The system described in this wonderful New Yorker article from March 2021 is NOT a neural network, and that’s one of the things that make it fascinating. I’ve written before about ImageNet and how neural networks, trained on humongous datasets of labeled digital images, are able to very accurately say what is in a photograph that the system has never “seen” before.

This is different.

This system, developed by a small company in Japan, does not require hundreds or thousands of images of each object it needs to identify precisely because it doesn’t use a neural network. The technologies it uses can be called good old-fashioned AI (GOFAI). Essentially it consists of a collection of manually constructed algorithms.

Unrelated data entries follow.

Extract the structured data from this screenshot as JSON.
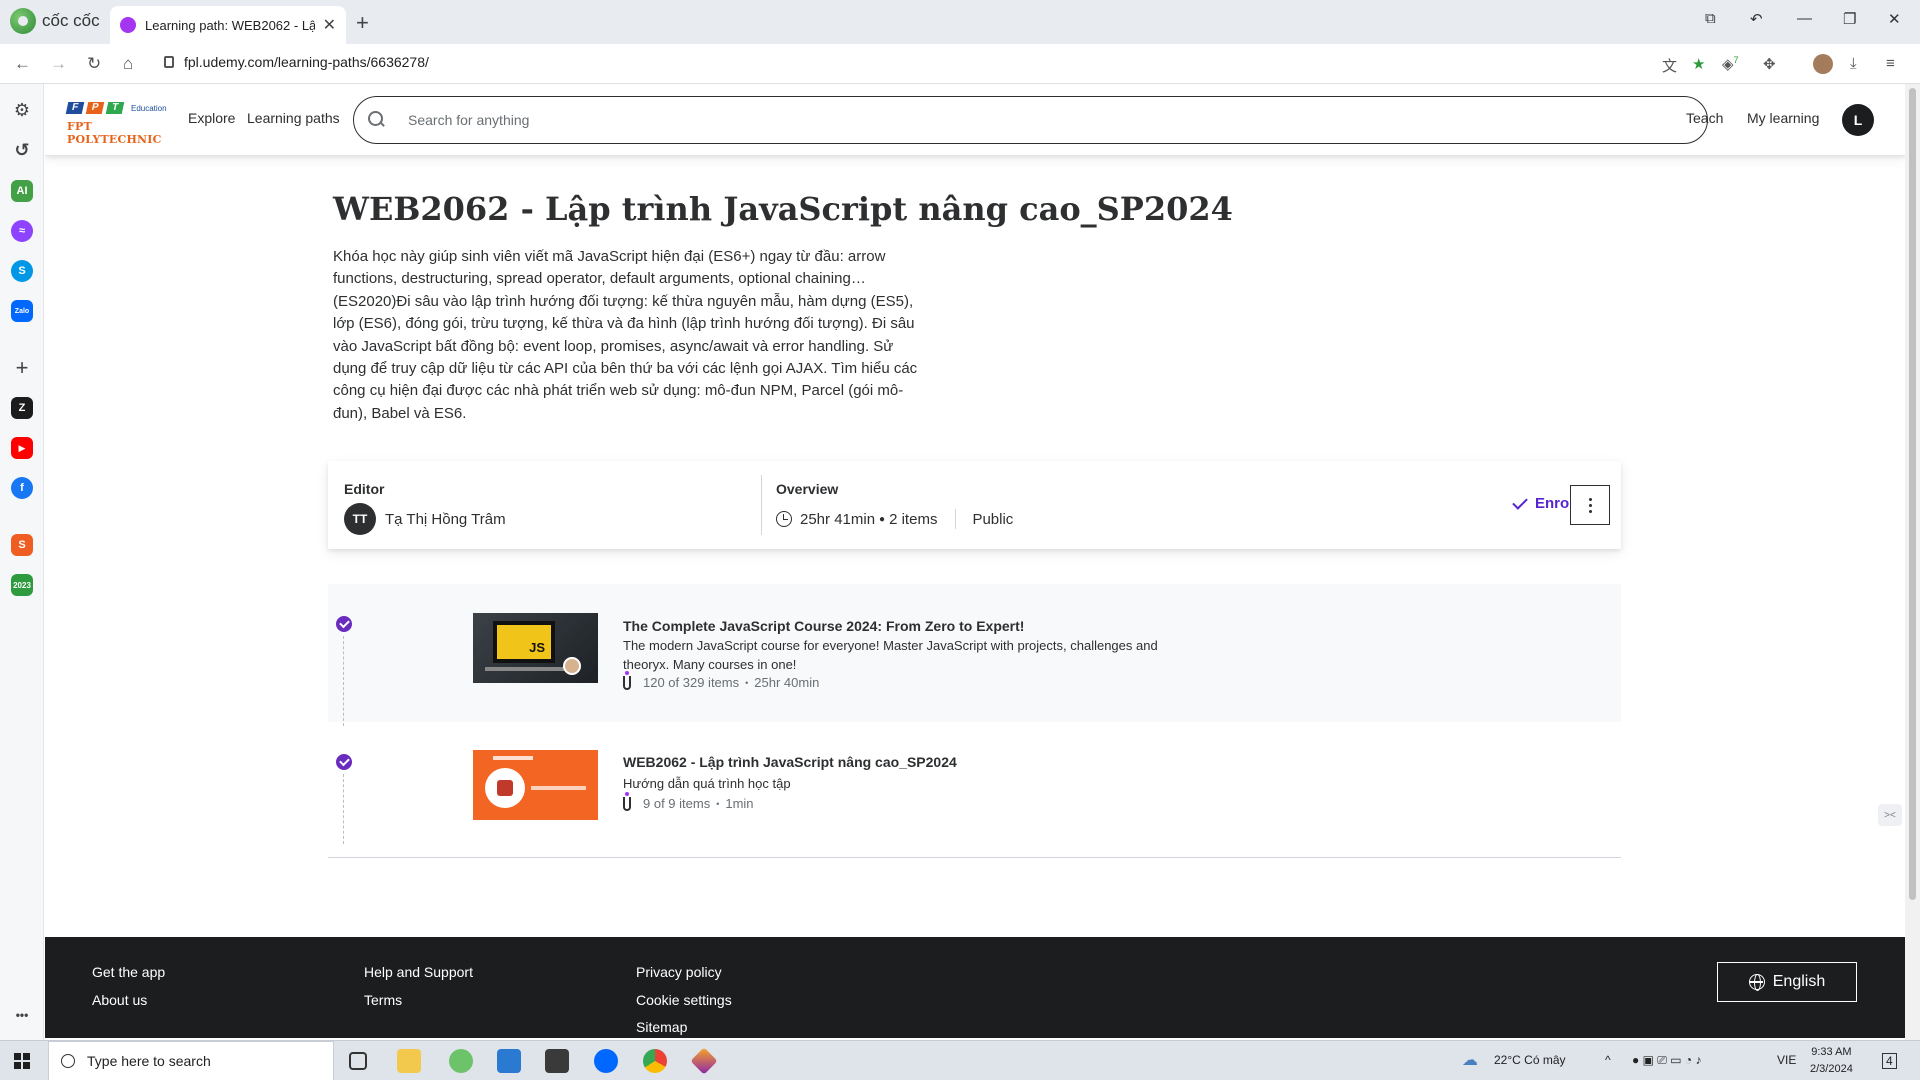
{
  "browser": {
    "brand": "cốc cốc",
    "tab_title": "Learning path: WEB2062 - Lậ",
    "url": "fpl.udemy.com/learning-paths/6636278/",
    "ext_badge": "7"
  },
  "sidebar": {
    "items": [
      {
        "name": "settings",
        "color": "#444444"
      },
      {
        "name": "history",
        "color": "#444444"
      },
      {
        "name": "ai",
        "color": "#43a047",
        "label": "AI"
      },
      {
        "name": "messenger",
        "color": "#8e44ff"
      },
      {
        "name": "skype",
        "color": "#0098e6",
        "label": "S"
      },
      {
        "name": "zalo",
        "color": "#0068ff",
        "label": "Zalo"
      },
      {
        "name": "add",
        "color": "#444444"
      },
      {
        "name": "zing",
        "color": "#1c1c1c",
        "label": "Z"
      },
      {
        "name": "youtube",
        "color": "#ff0000"
      },
      {
        "name": "facebook",
        "color": "#1877f2"
      },
      {
        "name": "shopee",
        "color": "#f05d23",
        "label": "S"
      },
      {
        "name": "calendar",
        "color": "#2e9b3f",
        "label": "2023"
      }
    ],
    "more": "•••"
  },
  "header": {
    "logo_fpt": [
      "F",
      "P",
      "T"
    ],
    "logo_education": "Education",
    "logo_poly": "FPT POLYTECHNIC",
    "explore": "Explore",
    "learning_paths": "Learning paths",
    "search_placeholder": "Search for anything",
    "teach": "Teach",
    "my_learning": "My learning",
    "avatar_initial": "L"
  },
  "learning_path": {
    "title": "WEB2062 - Lập trình JavaScript nâng cao_SP2024",
    "description": "Khóa học này giúp sinh viên viết mã JavaScript hiện đại (ES6+) ngay từ đầu: arrow functions, destructuring, spread operator, default arguments, optional chaining…(ES2020)Đi sâu vào lập trình hướng đối tượng: kế thừa nguyên mẫu, hàm dựng (ES5), lớp (ES6), đóng gói, trừu tượng, kế thừa và đa hình (lập trình hướng đối tượng). Đi sâu vào JavaScript bất đồng bộ: event loop, promises, async/await và error handling. Sử dụng để truy cập dữ liệu từ các API của bên thứ ba với các lệnh gọi AJAX. Tìm hiểu các công cụ hiện đại được các nhà phát triển web sử dụng: mô-đun NPM, Parcel (gói mô-đun), Babel và ES6.",
    "editor_label": "Editor",
    "editor_initials": "TT",
    "editor_name": "Tạ Thị Hồng Trâm",
    "overview_label": "Overview",
    "duration": "25hr 41min",
    "item_count": "2 items",
    "visibility": "Public",
    "enrolled": "Enrolled"
  },
  "courses": [
    {
      "title": "The Complete JavaScript Course 2024: From Zero to Expert!",
      "subtitle": "The modern JavaScript course for everyone! Master JavaScript with projects, challenges and theoryx. Many courses in one!",
      "progress": "120 of 329 items",
      "duration": "25hr 40min",
      "thumb_label": "JS"
    },
    {
      "title": "WEB2062 - Lập trình JavaScript nâng cao_SP2024",
      "subtitle": "Hướng dẫn quá trình học tập",
      "progress": "9 of 9 items",
      "duration": "1min"
    }
  ],
  "footer": {
    "get_app": "Get the app",
    "about": "About us",
    "help": "Help and Support",
    "terms": "Terms",
    "privacy": "Privacy policy",
    "cookie": "Cookie settings",
    "sitemap": "Sitemap",
    "language": "English"
  },
  "taskbar": {
    "search_placeholder": "Type here to search",
    "weather": "22°C  Có mây",
    "lang": "VIE",
    "time": "9:33 AM",
    "date": "2/3/2024",
    "notifications": "4"
  }
}
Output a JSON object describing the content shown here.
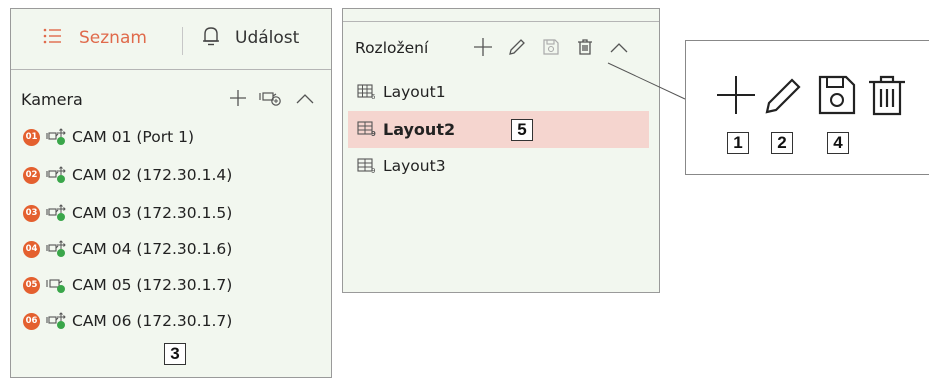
{
  "tabs": {
    "list_label": "Seznam",
    "event_label": "Událost"
  },
  "camera_section": {
    "title": "Kamera",
    "cameras": [
      {
        "badge": "01",
        "name": "CAM 01 (Port 1)"
      },
      {
        "badge": "02",
        "name": "CAM 02 (172.30.1.4)"
      },
      {
        "badge": "03",
        "name": "CAM 03 (172.30.1.5)"
      },
      {
        "badge": "04",
        "name": "CAM 04 (172.30.1.6)"
      },
      {
        "badge": "05",
        "name": "CAM 05 (172.30.1.7)"
      },
      {
        "badge": "06",
        "name": "CAM 06 (172.30.1.7)"
      }
    ],
    "callout": "3"
  },
  "layout_section": {
    "title": "Rozložení",
    "layouts": [
      {
        "name": "Layout1",
        "selected": false
      },
      {
        "name": "Layout2",
        "selected": true
      },
      {
        "name": "Layout3",
        "selected": false
      }
    ],
    "callout": "5"
  },
  "zoom": {
    "callouts": [
      "1",
      "2",
      "4"
    ]
  },
  "colors": {
    "accent": "#e06a4b",
    "panel_bg": "#f2f7ef",
    "selection": "#f5d5cf",
    "badge": "#e4602f"
  },
  "icons": [
    "list-icon",
    "bell-icon",
    "add-icon",
    "add-camera-icon",
    "collapse-icon",
    "camera-move-icon",
    "camera-icon",
    "edit-icon",
    "save-icon",
    "delete-icon",
    "layout-icon"
  ]
}
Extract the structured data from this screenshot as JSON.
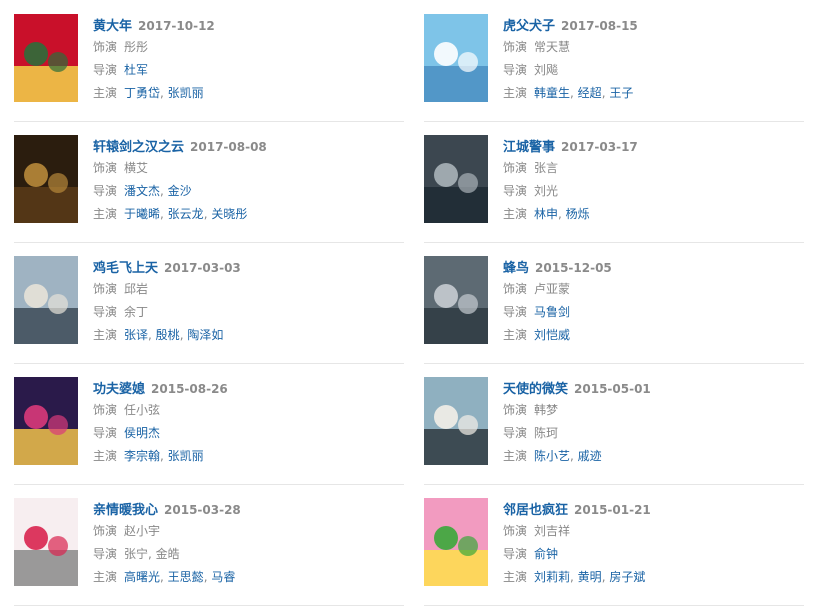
{
  "labels": {
    "role": "饰演",
    "director": "导演",
    "cast": "主演"
  },
  "movies": [
    {
      "title": "黄大年",
      "date": "2017-10-12",
      "role": "彤彤",
      "role_link": false,
      "director": [
        "杜军"
      ],
      "director_link": true,
      "cast": [
        "丁勇岱",
        "张凯丽"
      ],
      "cast_link": true,
      "poster_colors": [
        "#c9102a",
        "#2c6e3a",
        "#f2d24a"
      ]
    },
    {
      "title": "虎父犬子",
      "date": "2017-08-15",
      "role": "常天慧",
      "role_link": false,
      "director": [
        "刘飚"
      ],
      "director_link": false,
      "cast": [
        "韩童生",
        "经超",
        "王子"
      ],
      "cast_link": true,
      "poster_colors": [
        "#7ec4e8",
        "#ffffff",
        "#4a8fc2"
      ]
    },
    {
      "title": "轩辕剑之汉之云",
      "date": "2017-08-08",
      "role": "横艾",
      "role_link": false,
      "director": [
        "潘文杰",
        "金沙"
      ],
      "director_link": true,
      "cast": [
        "于曦晞",
        "张云龙",
        "关晓彤"
      ],
      "cast_link": true,
      "poster_colors": [
        "#2b1d0e",
        "#b8893a",
        "#5a3b18"
      ]
    },
    {
      "title": "江城警事",
      "date": "2017-03-17",
      "role": "张言",
      "role_link": false,
      "director": [
        "刘光"
      ],
      "director_link": false,
      "cast": [
        "林申",
        "杨烁"
      ],
      "cast_link": true,
      "poster_colors": [
        "#3c4750",
        "#a9b2b8",
        "#1d2a33"
      ]
    },
    {
      "title": "鸡毛飞上天",
      "date": "2017-03-03",
      "role": "邱岩",
      "role_link": false,
      "director": [
        "余丁"
      ],
      "director_link": false,
      "cast": [
        "张译",
        "殷桃",
        "陶泽如"
      ],
      "cast_link": true,
      "poster_colors": [
        "#9fb3c2",
        "#e7e2d8",
        "#3d4b58"
      ]
    },
    {
      "title": "蜂鸟",
      "date": "2015-12-05",
      "role": "卢亚蒙",
      "role_link": false,
      "director": [
        "马鲁剑"
      ],
      "director_link": true,
      "cast": [
        "刘恺威"
      ],
      "cast_link": true,
      "poster_colors": [
        "#5d6a73",
        "#c6ccd1",
        "#2e3942"
      ]
    },
    {
      "title": "功夫婆媳",
      "date": "2015-08-26",
      "role": "任小弦",
      "role_link": false,
      "director": [
        "侯明杰"
      ],
      "director_link": true,
      "cast": [
        "李宗翰",
        "张凯丽"
      ],
      "cast_link": true,
      "poster_colors": [
        "#2a1a4a",
        "#d93a7a",
        "#f0c24a"
      ]
    },
    {
      "title": "天使的微笑",
      "date": "2015-05-01",
      "role": "韩梦",
      "role_link": false,
      "director": [
        "陈珂"
      ],
      "director_link": false,
      "cast": [
        "陈小艺",
        "戚迹"
      ],
      "cast_link": true,
      "poster_colors": [
        "#8fb0c0",
        "#f3f0e8",
        "#2f3a40"
      ]
    },
    {
      "title": "亲情暖我心",
      "date": "2015-03-28",
      "role": "赵小宇",
      "role_link": false,
      "director": [
        "张宁",
        "金皓"
      ],
      "director_link": false,
      "cast": [
        "高曙光",
        "王思懿",
        "马睿"
      ],
      "cast_link": true,
      "poster_colors": [
        "#f7eef0",
        "#d8234f",
        "#8a8a8a"
      ]
    },
    {
      "title": "邻居也疯狂",
      "date": "2015-01-21",
      "role": "刘吉祥",
      "role_link": false,
      "director": [
        "俞钟"
      ],
      "director_link": true,
      "cast": [
        "刘莉莉",
        "黄明",
        "房子斌"
      ],
      "cast_link": true,
      "poster_colors": [
        "#f29bc0",
        "#3aa83a",
        "#ffe14a"
      ]
    }
  ]
}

Above: BakeryScan at work: Screen capture from video (2017)

The system also “learns,” but not in the typical black-box sense of today’s machine learning systems. It is widely used in the checkout systems of Japanese bakeries, which offer a bewilderingly large assortment of pastries and small bread items, many of which look quite similar to one another. BakeryScan was released in 2013; it was 15 years in development.

More recently, the bakery system has been adapted to recognize specific types of cancer cells. The new system is able to “look at an entire microscope slide and identify the cells that might be cancerous” (source: The New Yorker article).

Rather than summarizing the article further, I’m just going to urge you to read it. It’s very much worth your time.